Kwiziq community member

21 September 2018

6 replies

Hi,

In the examples above, 'j'aime Paris' means 'I lové Paris'. If 'j'aime beaucoup Paris' means 'I like Paris a lot', them how do you say plain old 'I like Paris'?

This question relates to:
French lesson "Aimer = to love, like something / someone"

Cécile

Kwiziq language super star

21 September 2018

21/09/18

Hi David ,

'Aimer' quelque chose is, 'to like' and 'to love' something .

Your intonation would clarify the intensity of meaning I think.

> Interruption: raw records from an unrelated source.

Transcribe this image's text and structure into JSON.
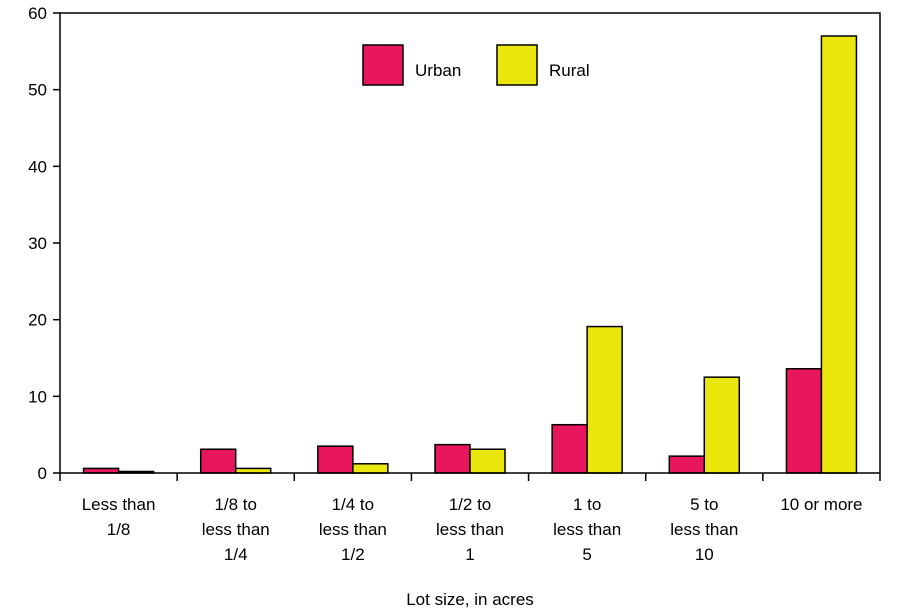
{
  "chart_data": {
    "type": "bar",
    "title": "",
    "xlabel": "Lot size, in acres",
    "ylabel": "",
    "ylim": [
      0,
      60
    ],
    "yticks": [
      0,
      10,
      20,
      30,
      40,
      50,
      60
    ],
    "grid": false,
    "legend_position": "top-center",
    "categories": [
      [
        "Less than",
        "1/8"
      ],
      [
        "1/8 to",
        "less than",
        "1/4"
      ],
      [
        "1/4 to",
        "less than",
        "1/2"
      ],
      [
        "1/2 to",
        "less than",
        "1"
      ],
      [
        "1 to",
        "less than",
        "5"
      ],
      [
        "5 to",
        "less than",
        "10"
      ],
      [
        "10 or more"
      ]
    ],
    "series": [
      {
        "name": "Urban",
        "color": "#E8175D",
        "values": [
          0.6,
          3.1,
          3.5,
          3.7,
          6.3,
          2.2,
          13.6
        ]
      },
      {
        "name": "Rural",
        "color": "#EBE60C",
        "values": [
          0.2,
          0.6,
          1.2,
          3.1,
          19.1,
          12.5,
          57.0
        ]
      }
    ]
  }
}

You could always use the verb 'plaire' and its unusual construction to indicate plain old 'liking  something' -

Paris me plaît.

Have a look at the following lesson if you are not familiar with the verb 'plaire'

https://kwiziq.learnfrenchwithalexa.com/revision/grammar/how-to-use-plaire-to-express-liking-something-someone

Hope this helps!

David

Kwiziq community member

21 September 2018

21/09/18

Thank you Cécile.I was a little puzzled, as I answered the multi-choice question as to what 'j'aime beacoup Paris' means with 'I like Paris' (which was marked incorrect, should have been 'I like Paris a lot). Seems I can user 'aimer' to express love or strong liking of Paris, but not a straightforward 'like'.

Regards

David

Cécile

Kwiziq language super star

22 September 2018

22/09/18

With 'things' you need to add an adverb to 'aimer' to convey a higher intensity of feeling:

"J'aime beaucoup Paris" is stronger than for example, 

"j'aime Paris au printemps" ( I like Paris in the Spring)...

David

Kwiziq community member

22 September 2018

22/09/18

Thank you Cécile, that makes sense.

David

Kwiziq community member

10 November 2018

10/11/18

However today in a quiz I was asked to select multiple possibilitires for "How could you say 'I love sugar'?". I selected both "J'aime le sucre" and "J'adore le sucre". I was marked down because "J'aime le sucre" was only "Nearly" right. Why is that?

This lesson says:

Aimer - to love <someone> / <something>

Used on its own, aimer generally means 'to love' <someone> and 'to love or to like' (depending on intensity) <something>:

J'aime Marie
I love Marie

J'aime Paris
I love Paris

Elle aime sa nouvelle veste.
She loves her new jacket.

In the third example here "sa nouvelle veste" is a thing and in the quiz "le sucre" is a thing so why is "love"  appropriate in the first case but not the second?

David

Kwiziq community member

10 November 2018

10/11/18

Sorry. Please disregard the above. I was tired last night and confused the two columns. I had only offered one choice and Kwiziq was correctly suggesting that there were two valid choices.